A member of St. Mary of Vernon Catholic Church, Stewart-Wesson detailed the difficulty she and her family have had in getting help for her adult daughter, who has struggled with mental illness for years. Their search for quality care for a loved one was just one of many similar stories told that night.

Another woman recounted her attempt to get help for her troubled teenage daughter. She and her daughter waited nearly eight hours in an emergency room, seated near a man who was violent and verbally abusive, before being seen by a doctor.

If a behavioral health hospital existed nearby, the young woman would have had access to a facility in which she would have been seen within 15 minutes. And she would have been brought to a unit specializing in adolescents.

There were so many people who wanted to speak in favor of the facility the hearing lasted until past midnight.

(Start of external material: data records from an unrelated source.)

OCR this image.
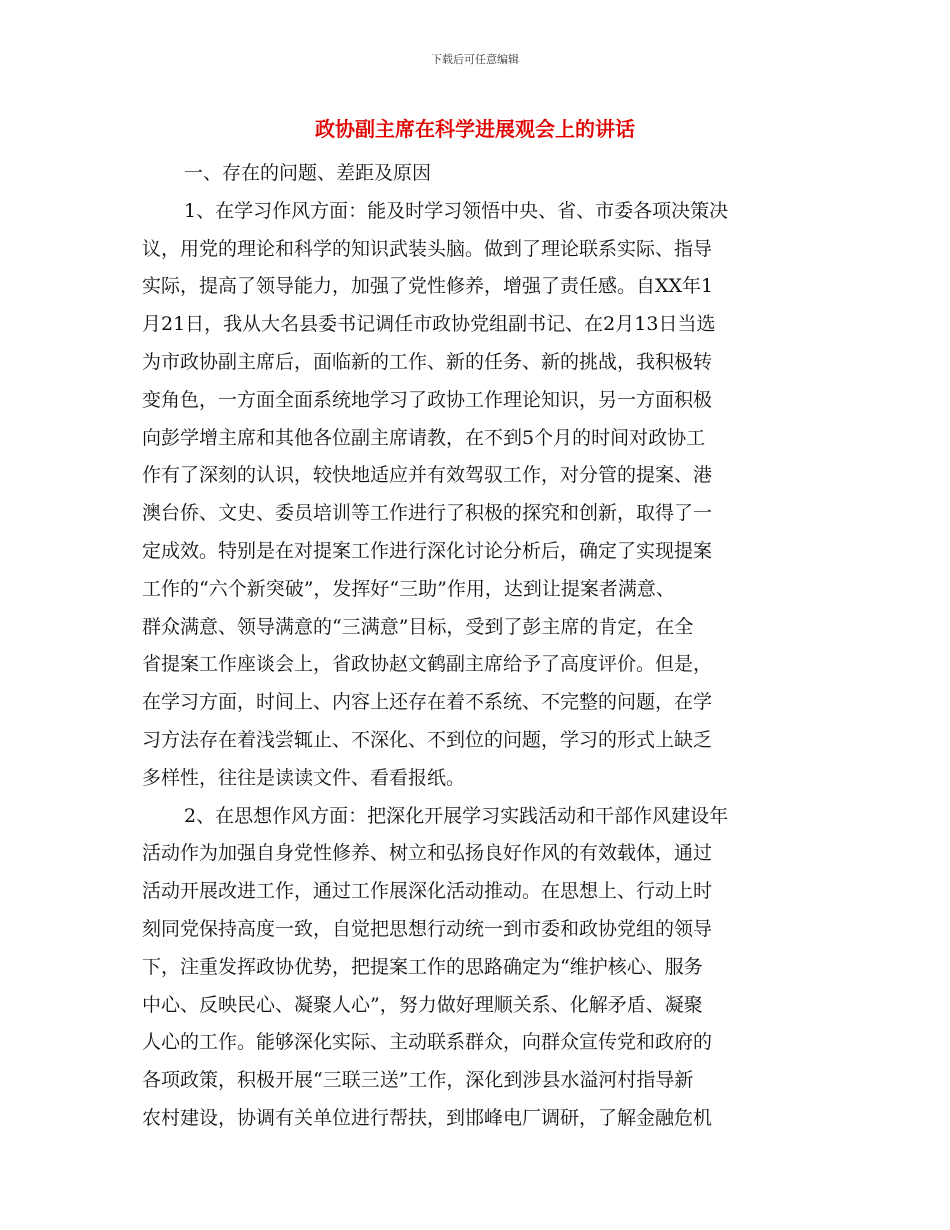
下载后可任意编辑
政协副主席在科学进展观会上的讲话
一、存在的问题、差距及原因
1、在学习作风方面：能及时学习领悟中央、省、市委各项决策决
议，用党的理论和科学的知识武装头脑。做到了理论联系实际、指导
实际，提高了领导能力，加强了党性修养，增强了责任感。自XX年1
月21日，我从大名县委书记调任市政协党组副书记、在2月13日当选
为市政协副主席后，面临新的工作、新的任务、新的挑战，我积极转
变角色，一方面全面系统地学习了政协工作理论知识，另一方面积极
向彭学增主席和其他各位副主席请教，在不到5个月的时间对政协工
作有了深刻的认识，较快地适应并有效驾驭工作，对分管的提案、港
澳台侨、文史、委员培训等工作进行了积极的探究和创新，取得了一
定成效。特别是在对提案工作进行深化讨论分析后，确定了实现提案
工作的“六个新突破”，发挥好“三助”作用，达到让提案者满意、
群众满意、领导满意的“三满意”目标，受到了彭主席的肯定，在全
省提案工作座谈会上，省政协赵文鹤副主席给予了高度评价。但是，
在学习方面，时间上、内容上还存在着不系统、不完整的问题，在学
习方法存在着浅尝辄止、不深化、不到位的问题，学习的形式上缺乏
多样性，往往是读读文件、看看报纸。
2、在思想作风方面：把深化开展学习实践活动和干部作风建设年
活动作为加强自身党性修养、树立和弘扬良好作风的有效载体，通过
活动开展改进工作，通过工作展深化活动推动。在思想上、行动上时
刻同党保持高度一致，自觉把思想行动统一到市委和政协党组的领导
下，注重发挥政协优势，把提案工作的思路确定为“维护核心、服务
中心、反映民心、凝聚人心”，努力做好理顺关系、化解矛盾、凝聚
人心的工作。能够深化实际、主动联系群众，向群众宣传党和政府的
各项政策，积极开展“三联三送”工作，深化到涉县水溢河村指导新
农村建设，协调有关单位进行帮扶，到邯峰电厂调研，了解金融危机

Most of those in the audience wore stickers touting Lake County United's (LCU) support for the facility. An affiliate of Metro Industrial Areas Foundation, LCU is a nonprofit and nonpartisan network of faith-based and other associations in Lake County. It responds to issues that emerge from local leaders and institutions and supports responsible solutions to those issues.

At the end of the evening, with the crowd united behind the placement of this new facility, the commissioners voted to recommend that the village board approve a request for a special use permit to use the former office building as a hospital.

As envisioned, the hospital would be operated by US HealthVest in the former CDW administrative building at 300 N. Milwaukee Avenue, in Vernon Hills' Continental Executive Park. The facility would serve a variety of patients, from children to seniors, in discrete units with specialty care.

The company is accredited by The Joint Commission and has hospitals in Des Plaines and in Smyrna and Monroe, Georgia.

Instead of the rancor, divisiveness and anxiety that greet so many new proposals, the issue before the village board of Vernon Hills generated support, agreement and a broad-based desire to see one of the greatest unmet needs in the village and the county addressed with a mental health facility capable of treating people struggling with mental illness and families overwhelmed by their attempts to find appropriate and high-quality mental health services for their loved ones.

Father Joe Curtis is the pastor and Gary Schiappacasse is a parishioner at St. Mary of Vernon Catholic Church, Indian Creek, a member of Lake County United.